The drone attack has heightened tensions between the U.S. and Iran, with Washington blaming Tehran for the attacks. On Wednesday, President Donald Trump said he ordered Treasury Secretary Steven Mnuchin to "substantially increase" sanctions on Iran. The country denies any involvement.

Looking at individual stocks, France's EDF was among the best performers. The state-controlled utility company said Wednesday that it did not need to close any of its nuclear reactors following the discovery of problems with weldings in their steam generators. Shares of the company rose over 3% on the news.

Finnish manufacturing firm Wartsila plummeted over 12% to the bottom of the index by the afternoon, after issuing a profit warning. The company said its 2019 comparable operating profit would be about 100 million euros ($111 million) lower than a year earlier.

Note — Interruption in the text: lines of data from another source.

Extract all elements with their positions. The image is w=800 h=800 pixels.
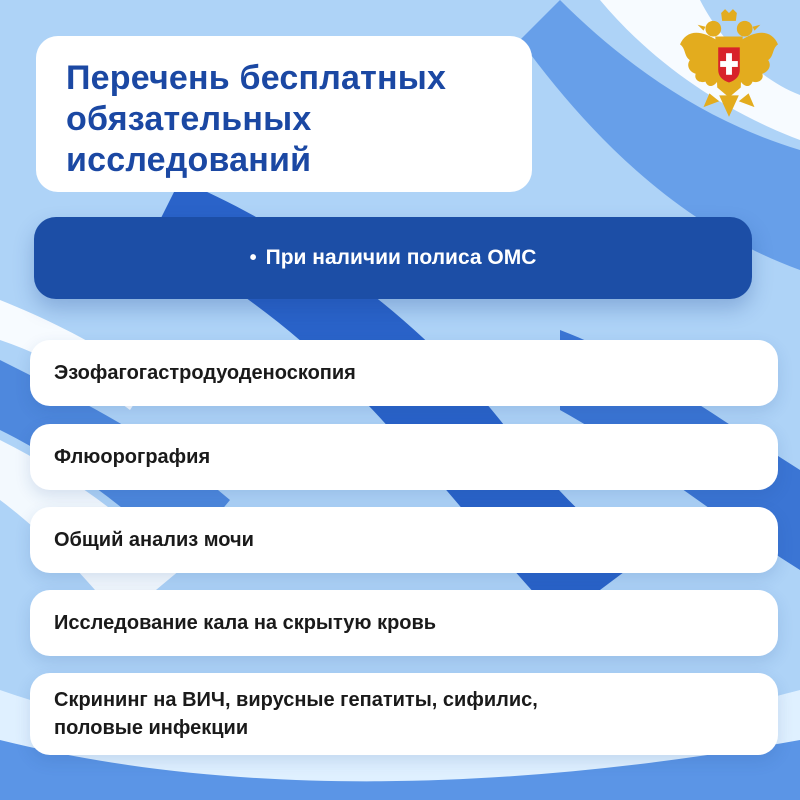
list-item-text: Эзофагогастродуоденоскопия	[54, 362, 356, 384]
bullet-icon: •	[249, 246, 257, 269]
list-item-infection-screening	[30, 673, 778, 755]
list-item-urine-analysis	[30, 507, 778, 573]
list-item-egds	[30, 340, 778, 406]
list-item-text: Исследование кала на скрытую кровь	[54, 612, 437, 634]
page-title-line-3: исследований	[66, 141, 312, 179]
banner-text: При наличии полиса ОМС	[265, 246, 537, 269]
title-card	[36, 36, 532, 192]
page-title-line-2: обязательных	[66, 100, 312, 138]
list-item-occult-blood-test	[30, 590, 778, 656]
list-item-fluorography	[30, 424, 778, 490]
oms-policy-banner	[34, 217, 752, 299]
list-item-text: Флюорография	[54, 446, 211, 468]
double-headed-eagle-emblem-icon	[680, 8, 778, 120]
list-item-text: Скрининг на ВИЧ, вирусные гепатиты, сифилис, половые инфекции	[54, 689, 538, 739]
list-item-text: Общий анализ мочи	[54, 529, 254, 551]
page-title-line-1: Перечень бесплатных	[66, 59, 447, 97]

Italy's Moncler was another stock in the red, with shares of the Milan-listed stock down 6%. It comes after the chief executive of the luxury brand warned ongoing unrest in Hong Kong could have an impact on business this year.

On the data front, prices of goods and services paid by consumers in Britain rose at an annual rate of 1.7% last month, after a 2.1% increase in July. It marked the slowest rate of expansion since December 2016. The weaker-than-anticipated economic data prompted sterling to dip 0.3% to trade at $1.2460 at around 11:30 a.m. London time.

Meanwhile, European Commission President Jean-Claude Juncker said Wednesday that Britain was on track for a damaging no-deal Brexit. Addressing EU lawmakers in Strasbourg, Juncker said Westminster's ideas to replace the contentious backstop policy were falling short just six weeks before the U.K. is set to leave the bloc.

On Wall Street, stocks dropped as traders looked ahead to September's Federal Reserve's policy decision. Policymakers are set to conclude their two-day meeting in the afternoon session of U.S. trading.

A quarter-point rate cut is seen as a near-certainty, but investors are also expected to closely monitor the central bank's statement and economic projections.